JSD Superintendent Gelbrich to resign

School board notified of his intentions on Tuesday

After talks with the Juneau School District Board of Education, Superintendent Glenn Gelbrich has decided to step down from his post at the end of the school year, he said.


Gelbrich said he’s had conversations with the school board for “a couple of months” on why he needs to leave Juneau for the Lower 48, citing personal reasons.

“At this stage I don’t have another job, but I’m confident I’ll find another,” he said.

Gelbrich said the board asked unanimously for him to stay, but he rejected their request. He informed the board of his intent during an executive session at Tuesday’s school board meeting.

“I brought the letter in today,” he said Thursday. “The board will have a chance to see the letter in their (meeting) packet.”

Board President Sally Saddler said the board had a unified front on wanting Gelbrich to stay.

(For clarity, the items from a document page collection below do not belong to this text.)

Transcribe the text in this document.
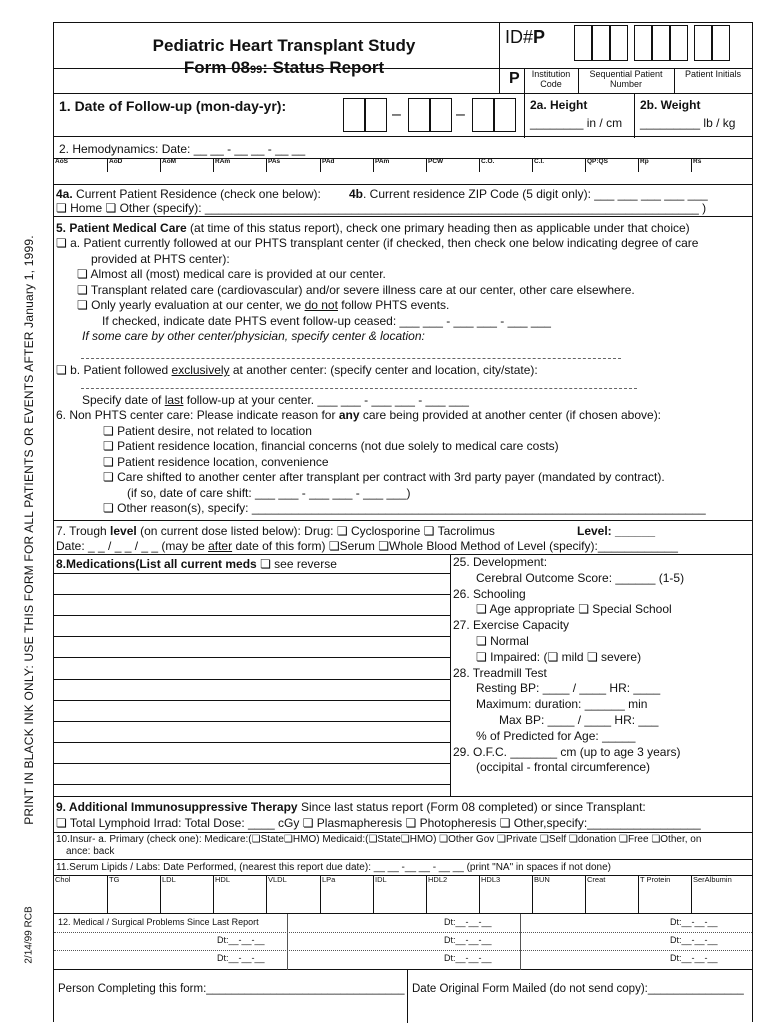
PRINT IN BLACK INK ONLY: USE THIS FORM FOR ALL PATIENTS OR EVENTS AFTER January 1, 1999.
2/14/99 RCB
Pediatric Heart Transplant Study
Form 0899: Status Report
ID#P
P	Institution Code
Sequential Patient Number
Patient Initials
1. Date of Follow-up (mon-day-yr):	–	–
2a. Height
________ in / cm
2b. Weight
_________ lb / kg
2. Hemodynamics: Date: __ __ - __ __ - __ __
AoS	AoD	AoM	RAm	PAs	PAd	PAm	PCW	C.O.	C.I.	QP:QS	Rp	Rs
4a. Current Patient Residence (check one below): 4b. Current residence ZIP Code (5 digit only): ___ ___ ___ ___ ___
❏ Home ❏ Other (specify): __________________________________________________________________________ )
5. Patient Medical Care (at time of this status report), check one primary heading then as applicable under that choice)
❏ a. Patient currently followed at our PHTS transplant center (if checked, then check one below indicating degree of care
provided at PHTS center):
❏ Almost all (most) medical care is provided at our center.
❏ Transplant related care (cardiovascular) and/or severe illness care at our center, other care elsewhere.
❏ Only yearly evaluation at our center, we do not follow PHTS events.
If checked, indicate date PHTS event follow-up ceased: ___ ___ - ___ ___ - ___ ___
If some care by other center/physician, specify center & location:
❏ b. Patient followed exclusively at another center: (specify center and location, city/state):
Specify date of last follow-up at your center. ___ ___ - ___ ___ - ___ ___
6. Non PHTS center care: Please indicate reason for any care being provided at another center (if chosen above):
❏ Patient desire, not related to location
❏ Patient residence location, financial concerns (not due solely to medical care costs)
❏ Patient residence location, convenience
❏ Care shifted to another center after transplant per contract with 3rd party payer (mandated by contract).
(if so, date of care shift: ___ ___ - ___ ___ - ___ ___)
❏ Other reason(s), specify: ____________________________________________________________________
7. Trough level (on current dose listed below): Drug: ❏ Cyclosporine ❏ Tacrolimus	Level: ______
Date: _ _ / _ _ / _ _ (may be after date of this form) ❏ Serum ❏ Whole Blood Method of Level (specify):____________
8.Medications(List all current meds ❏ see reverse	25. Development:
Cerebral Outcome Score: ______ (1-5)
26. Schooling
❏ Age appropriate ❏ Special School
27. Exercise Capacity
❏ Normal
❏ Impaired: ( ❏ mild ❏ severe)
28. Treadmill Test
Resting BP: ____ / ____ HR: ____
Maximum: duration: ______ min
Max BP: ____ / ____ HR: ___
% of Predicted for Age: _____
29. O.F.C. _______ cm (up to age 3 years)
(occipital - frontal circumference)
9. Additional Immunosuppressive Therapy Since last status report (Form 08 completed) or since Transplant:
❏ Total Lymphoid Irrad: Total Dose: ____ cGy ❏ Plasmapheresis ❏ Photopheresis ❏ Other,specify:_________________
10.Insur- a. Primary (check one): Medicare:(❏State❏HMO) Medicaid:(❏State❏HMO) ❏Other Gov ❏Private ❏Self ❏donation ❏Free ❏Other, on
ance: back
11.Serum Lipids / Labs: Date Performed, (nearest this report due date): __ __ -__ __ - __ __ (print "NA" in spaces if not done)
Chol	TG	LDL	HDL	VLDL	LPa	IDL	HDL2	HDL3	BUN	Creat	T Protein	SerAlbumin
12. Medical / Surgical Problems Since Last Report	Dt:__-__-__	Dt:__-__-__
Dt:__-__-__	Dt:__-__-__	Dt:__-__-__
Dt:__-__-__	Dt:__-__-__	Dt:__-__-__
Person Completing this form:_______________________________ Date Original Form Mailed (do not send copy):_______________
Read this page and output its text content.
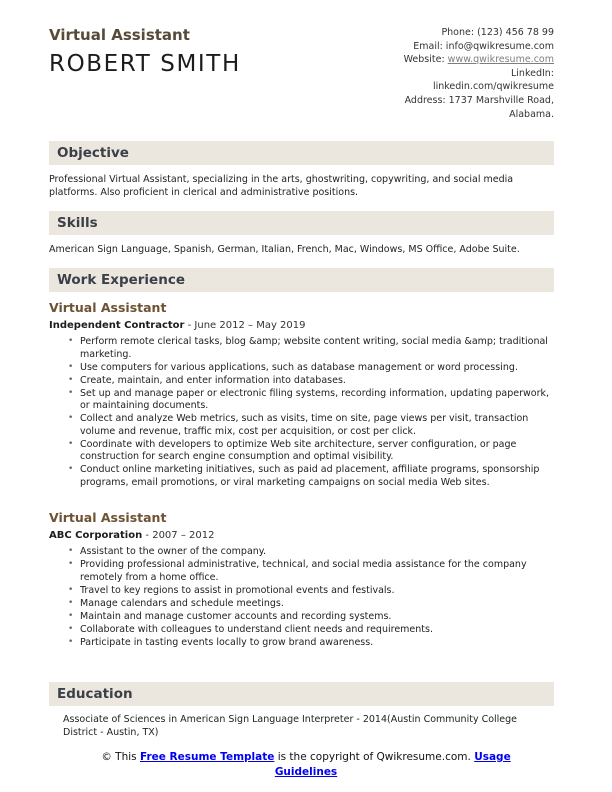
Virtual Assistant
ROBERT SMITH
Phone: (123) 456 78 99
Email: info@qwikresume.com
Website: www.qwikresume.com
LinkedIn:
linkedin.com/qwikresume
Address: 1737 Marshville Road,
Alabama.
Objective

Professional Virtual Assistant, specializing in the arts, ghostwriting, copywriting, and social media platforms. Also proficient in clerical and administrative positions.

Skills

American Sign Language, Spanish, German, Italian, French, Mac, Windows, MS Office, Adobe Suite.

Work Experience
Virtual Assistant
Independent Contractor - June 2012 – May 2019
• Perform remote clerical tasks, blog &amp; website content writing, social media &amp; traditional marketing.
• Use computers for various applications, such as database management or word processing.
• Create, maintain, and enter information into databases.
• Set up and manage paper or electronic filing systems, recording information, updating paperwork, or maintaining documents.
• Collect and analyze Web metrics, such as visits, time on site, page views per visit, transaction volume and revenue, traffic mix, cost per acquisition, or cost per click.
• Coordinate with developers to optimize Web site architecture, server configuration, or page construction for search engine consumption and optimal visibility.
• Conduct online marketing initiatives, such as paid ad placement, affiliate programs, sponsorship programs, email promotions, or viral marketing campaigns on social media Web sites.
Virtual Assistant
ABC Corporation - 2007 – 2012
• Assistant to the owner of the company.
• Providing professional administrative, technical, and social media assistance for the company remotely from a home office.
• Travel to key regions to assist in promotional events and festivals.
• Manage calendars and schedule meetings.
• Maintain and manage customer accounts and recording systems.
• Collaborate with colleagues to understand client needs and requirements.
• Participate in tasting events locally to grow brand awareness.
Education

Associate of Sciences in American Sign Language Interpreter - 2014(Austin Community College District - Austin, TX)

© This Free Resume Template is the copyright of Qwikresume.com. Usage Guidelines
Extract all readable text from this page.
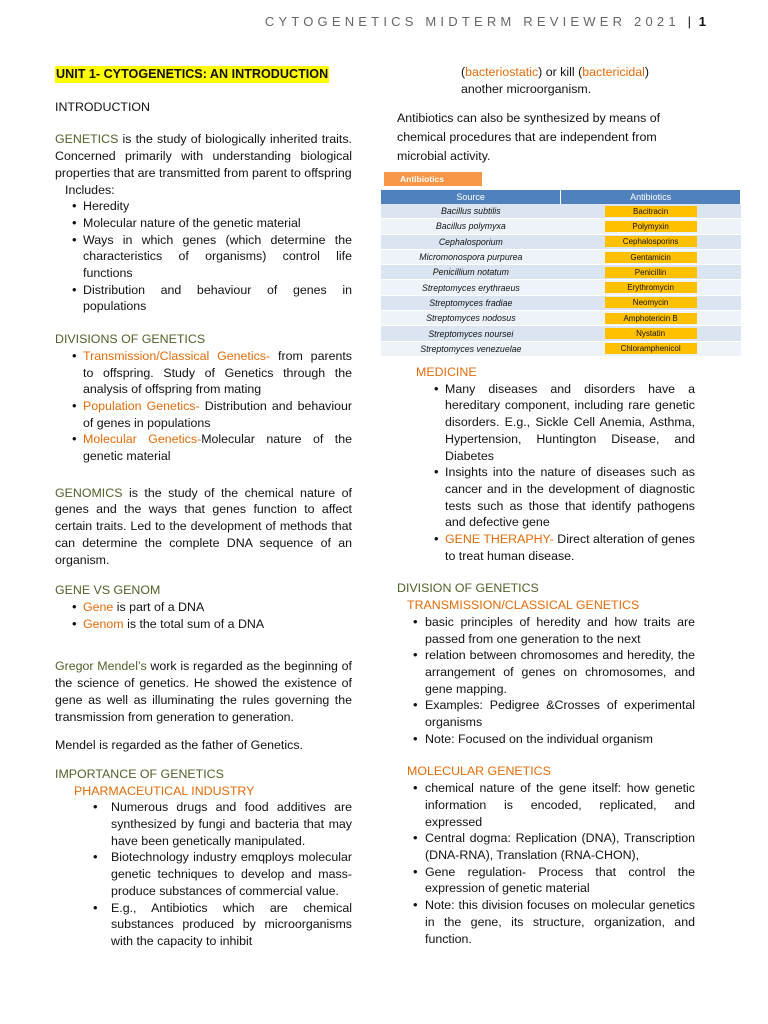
CYTOGENETICS MIDTERM REVIEWER 2021 | 1

UNIT 1- CYTOGENETICS: AN INTRODUCTION

INTRODUCTION

GENETICS is the study of biologically inherited traits. Concerned primarily with understanding biological properties that are transmitted from parent to offspring

Includes:

• Heredity
• Molecular nature of the genetic material
• Ways in which genes (which determine the characteristics of organisms) control life functions
• Distribution and behaviour of genes in populations

DIVISIONS OF GENETICS

• Transmission/Classical Genetics- from parents to offspring. Study of Genetics through the analysis of offspring from mating
• Population Genetics- Distribution and behaviour of genes in populations
• Molecular Genetics-Molecular nature of the genetic material

GENOMICS is the study of the chemical nature of genes and the ways that genes function to affect certain traits. Led to the development of methods that can determine the complete DNA sequence of an organism.

GENE VS GENOM

• Gene is part of a DNA
• Genom is the total sum of a DNA

Gregor Mendel’s work is regarded as the beginning of the science of genetics. He showed the existence of gene as well as illuminating the rules governing the transmission from generation to generation.

Mendel is regarded as the father of Genetics.

IMPORTANCE OF GENETICS

PHARMACEUTICAL INDUSTRY

• Numerous drugs and food additives are synthesized by fungi and bacteria that may have been genetically manipulated.
• Biotechnology industry emqploys molecular genetic techniques to develop and mass-produce substances of commercial value.
• E.g., Antibiotics which are chemical substances produced by microorganisms with the capacity to inhibit

(bacteriostatic) or kill (bactericidal)

another microorganism.

Antibiotics can also be synthesized by means of chemical procedures that are independent from microbial activity.

Antibiotics
Source	Antibiotics
Bacillus subtilis	Bacitracin
Bacillus polymyxa	Polymyxin
Cephalosporium	Cephalosporins
Micromonospora purpurea	Gentamicin
Penicillium notatum	Penicillin
Streptomyces erythraeus	Erythromycin
Streptomyces fradiae	Neomycin
Streptomyces nodosus	Amphotericin B
Streptomyces noursei	Nystatin
Streptomyces venezuelae	Chloramphenicol

MEDICINE

• Many diseases and disorders have a hereditary component, including rare genetic disorders. E.g., Sickle Cell Anemia, Asthma, Hypertension, Huntington Disease, and Diabetes
• Insights into the nature of diseases such as cancer and in the development of diagnostic tests such as those that identify pathogens and defective gene
• GENE THERAPHY- Direct alteration of genes to treat human disease.

DIVISION OF GENETICS

TRANSMISSION/CLASSICAL GENETICS

• basic principles of heredity and how traits are passed from one generation to the next
• relation between chromosomes and heredity, the arrangement of genes on chromosomes, and gene mapping.
• Examples: Pedigree &Crosses of experimental organisms
• Note: Focused on the individual organism

MOLECULAR GENETICS

• chemical nature of the gene itself: how genetic information is encoded, replicated, and expressed
• Central dogma: Replication (DNA), Transcription (DNA-RNA), Translation (RNA-CHON),
• Gene regulation- Process that control the expression of genetic material
• Note: this division focuses on molecular genetics in the gene, its structure, organization, and function.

“The board has complete confidence in Glenn’s ability to carry out the mission and the vision of our strategic plan,” she said. “It saddens me that Glenn feels like he needs to leave because he is one of our community’s greatest treasures.”

Saddler said she believes Gelbrich is resigning because he feels he has become the focus of community members who disagree with what the district as a whole is doing.

“He thinks, ‘If I step out of the way maybe they’ll see this is the direction the board, the community and the administration is moving,’” she said.

She said she believes that if Gelbrich didn’t feel such pressure from a small group to leave, “that he would stay here and keep working.”

“We have a small number of people in our community who have not embraced our strategic plan and providing for every student,” Saddler said.

When asked if the district’s policy on middle school travel will change after Gelbrich’s departure, she said: “No, it was a board decision.”

Gelbrich took his post in July 2009, and his contract with the district runs through 2016. Under his leadership, graduation rates increased by 10 percent to an almost 80 percent rate in one year. He made teacher professional development a focus in the district. He was recently a finalist for superintendent positions in Kalispell, Mont., and Nampa, Idaho, but did not land either job.

Saddler said once Gelbrich has moved on, she feels some community members will continue to be upset with the district’s decisions; Gelbrich’s presence or lack thereof won’t make a difference.

“The interesting part is what will be the next problem; what will be the next reason we’re not achieving success?” Saddler said. “It becomes a moving target.”